Por eso ahora niega, miente, insulta, y ofende a todas y cada una de las víctimas.

Señor Pérez Rubalcaba. Yo le desafío. Las víctimas del terrorismo le desafiamos a demostrar que Idoia López Riaño nos ha pedido perdón a nosotros, a sus víctimas directas, y a la sociedad en su conjunto, como víctima colectiva.

Le desafío a demostrar el arrepentimiento público con la misma publicidad con que cometió sus tropelías. Con los mismos testigos, con las mismas cámaras y las mismas fotos con las que España supo de sus muertes y de sus sonrisas.

Le desafío a demostrar cómo ésta canalla está cumpliendo sus obligaciones con el Estado para resarcirlo por las compensaciones que las víctimas recibimos de los fondos públicos de todos los españoles de bien y no de los procedentes de estas alimañas, de estos indigentes morales, intelectuales y sociales.

Y cuando lo haya hecho – si alguna vez llega a ocurrir – aún faltarán dos cosas que ni usted ni nadie, Pérez Rubalcaba, puede conceder: el perdón de las víctimas y la satisfacción por sus crímenes.

Yo no les perdono, señor Pérez Rubalcaba. Y usted no puede suplirme en esto. No les perdonamos y si, llegado el caso real, tras su arrepentimiento real, después de colaborar con las Fuerzas y Cuerpos de Seguridad del Estado para lograr la condena de otros asesinos y destripar la banda de manera fehaciente llegáramos a la conclusión de que merecen nuestro perdón, de lo que puede estar seguro, señor Ministro, es de que nunca les exoneraríamos del cumplimiento íntegro de sus penas.

El perdón es para salvar el alma o la conciencia, señor Rubalcaba, no para eludir el castigo y la reposición.

Por eso usted, Ministro, tiene que marcharse. Tiene que huir de este país. Porque su responsabilidad va más allá de la miseria moral de sus protegidos. Usted nos ha mentido a las víctimas una y otra vez. Nos ha engañado y ha comerciado con la sangre de los nuestros para apuntarse un tanto político que les mantenga en el poder entre tanto desastre cotidiano. Y tampoco a usted le perdono ni le perdonaré nunca por ello.

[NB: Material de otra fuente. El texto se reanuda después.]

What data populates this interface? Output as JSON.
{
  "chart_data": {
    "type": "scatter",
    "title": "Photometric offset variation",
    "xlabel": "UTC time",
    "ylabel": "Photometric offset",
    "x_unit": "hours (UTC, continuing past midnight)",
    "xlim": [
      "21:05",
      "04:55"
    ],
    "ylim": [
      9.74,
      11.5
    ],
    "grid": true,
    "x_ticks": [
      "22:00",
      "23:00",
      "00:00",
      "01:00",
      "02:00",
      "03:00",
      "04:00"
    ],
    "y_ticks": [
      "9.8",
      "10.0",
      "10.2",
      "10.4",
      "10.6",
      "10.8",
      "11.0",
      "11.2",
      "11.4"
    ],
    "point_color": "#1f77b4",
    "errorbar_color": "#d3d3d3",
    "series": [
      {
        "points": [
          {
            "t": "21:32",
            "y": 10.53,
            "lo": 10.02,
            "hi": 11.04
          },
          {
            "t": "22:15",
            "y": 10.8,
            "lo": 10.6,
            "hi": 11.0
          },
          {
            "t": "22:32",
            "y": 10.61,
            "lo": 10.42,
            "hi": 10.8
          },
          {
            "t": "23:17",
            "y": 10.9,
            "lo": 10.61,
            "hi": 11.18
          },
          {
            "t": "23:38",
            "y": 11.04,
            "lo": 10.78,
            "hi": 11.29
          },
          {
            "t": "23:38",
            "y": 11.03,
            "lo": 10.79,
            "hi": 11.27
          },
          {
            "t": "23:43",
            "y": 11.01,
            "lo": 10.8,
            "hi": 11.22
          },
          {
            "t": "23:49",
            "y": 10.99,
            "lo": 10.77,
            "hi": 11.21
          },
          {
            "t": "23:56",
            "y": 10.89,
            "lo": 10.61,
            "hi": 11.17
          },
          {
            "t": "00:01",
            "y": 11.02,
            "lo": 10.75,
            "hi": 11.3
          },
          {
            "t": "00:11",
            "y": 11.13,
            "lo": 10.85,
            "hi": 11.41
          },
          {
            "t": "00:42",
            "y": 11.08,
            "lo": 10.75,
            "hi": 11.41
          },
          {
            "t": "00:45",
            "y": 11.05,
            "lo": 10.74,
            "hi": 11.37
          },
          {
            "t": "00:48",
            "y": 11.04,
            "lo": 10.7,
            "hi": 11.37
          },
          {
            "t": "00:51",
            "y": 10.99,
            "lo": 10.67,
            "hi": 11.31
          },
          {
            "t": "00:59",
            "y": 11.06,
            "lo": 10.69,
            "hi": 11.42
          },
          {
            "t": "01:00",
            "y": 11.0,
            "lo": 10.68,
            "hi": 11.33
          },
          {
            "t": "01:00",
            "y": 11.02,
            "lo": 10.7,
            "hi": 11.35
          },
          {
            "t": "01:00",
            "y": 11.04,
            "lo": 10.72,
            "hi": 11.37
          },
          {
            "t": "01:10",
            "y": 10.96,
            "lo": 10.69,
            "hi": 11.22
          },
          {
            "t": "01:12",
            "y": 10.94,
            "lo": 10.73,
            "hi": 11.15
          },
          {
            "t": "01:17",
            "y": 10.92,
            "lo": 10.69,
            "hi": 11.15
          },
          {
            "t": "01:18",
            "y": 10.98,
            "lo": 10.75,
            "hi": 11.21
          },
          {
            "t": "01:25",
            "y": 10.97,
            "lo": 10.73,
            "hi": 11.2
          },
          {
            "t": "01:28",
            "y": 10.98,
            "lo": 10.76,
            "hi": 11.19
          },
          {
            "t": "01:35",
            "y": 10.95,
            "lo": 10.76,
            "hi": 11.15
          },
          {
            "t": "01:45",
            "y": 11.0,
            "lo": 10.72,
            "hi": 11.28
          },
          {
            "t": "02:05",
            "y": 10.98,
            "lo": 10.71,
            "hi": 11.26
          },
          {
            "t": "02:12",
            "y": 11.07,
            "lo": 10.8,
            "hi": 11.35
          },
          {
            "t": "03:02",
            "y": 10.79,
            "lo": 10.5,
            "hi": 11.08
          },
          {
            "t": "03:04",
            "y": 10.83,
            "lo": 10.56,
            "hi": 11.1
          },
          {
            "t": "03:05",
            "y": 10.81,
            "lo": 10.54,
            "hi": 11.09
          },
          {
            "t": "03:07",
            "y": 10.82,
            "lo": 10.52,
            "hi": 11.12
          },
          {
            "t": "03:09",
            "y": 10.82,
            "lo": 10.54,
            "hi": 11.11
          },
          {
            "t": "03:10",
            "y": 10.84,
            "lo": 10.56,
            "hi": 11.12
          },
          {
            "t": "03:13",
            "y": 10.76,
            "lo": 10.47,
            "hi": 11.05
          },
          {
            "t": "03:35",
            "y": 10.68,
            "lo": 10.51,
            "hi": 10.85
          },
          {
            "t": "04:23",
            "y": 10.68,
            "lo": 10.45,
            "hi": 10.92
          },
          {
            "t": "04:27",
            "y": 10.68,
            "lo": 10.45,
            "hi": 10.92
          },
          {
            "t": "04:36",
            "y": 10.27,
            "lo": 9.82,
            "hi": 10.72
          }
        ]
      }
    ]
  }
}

La política penitenciaria de acercamientos y negociaciones ha sido una constante en los gobiernos populares y socialistas. Y es cierto que fueron decenas los “acercados” y excarcelados en tiempos de Aznar; tampoco a él se lo perdonaré nunca.

Pero ustedes repiten una y otra vez los mismos pasos que ya le hemos prohibido explícitamente los españoles en general y las víctimas en particular, sólo para permanecer en el poder. Y en todo caso, ahora, este es su baile, Rubalcaba, no el de Aznar, y las comparaciones no le libran de su culpa.

Se lo diremos una vez más hoy y desde aquí. Se lo prohibimos, señor Rubalcaba. Se lo prohibimos por mil razones que va a tener la oportunidad de escuchar nuevamente aquí, si es que entre sus ocupaciones encuentra un momento para las víctimas.

Es, probablemente, la única cosa que la sociedad le ha prohibido sin tener que atender a sus colores políticos. Y no le perdonaremos otra traición. Será usted responsable y terminará pagando un alto precio por ello. Acomódense y escúchennos.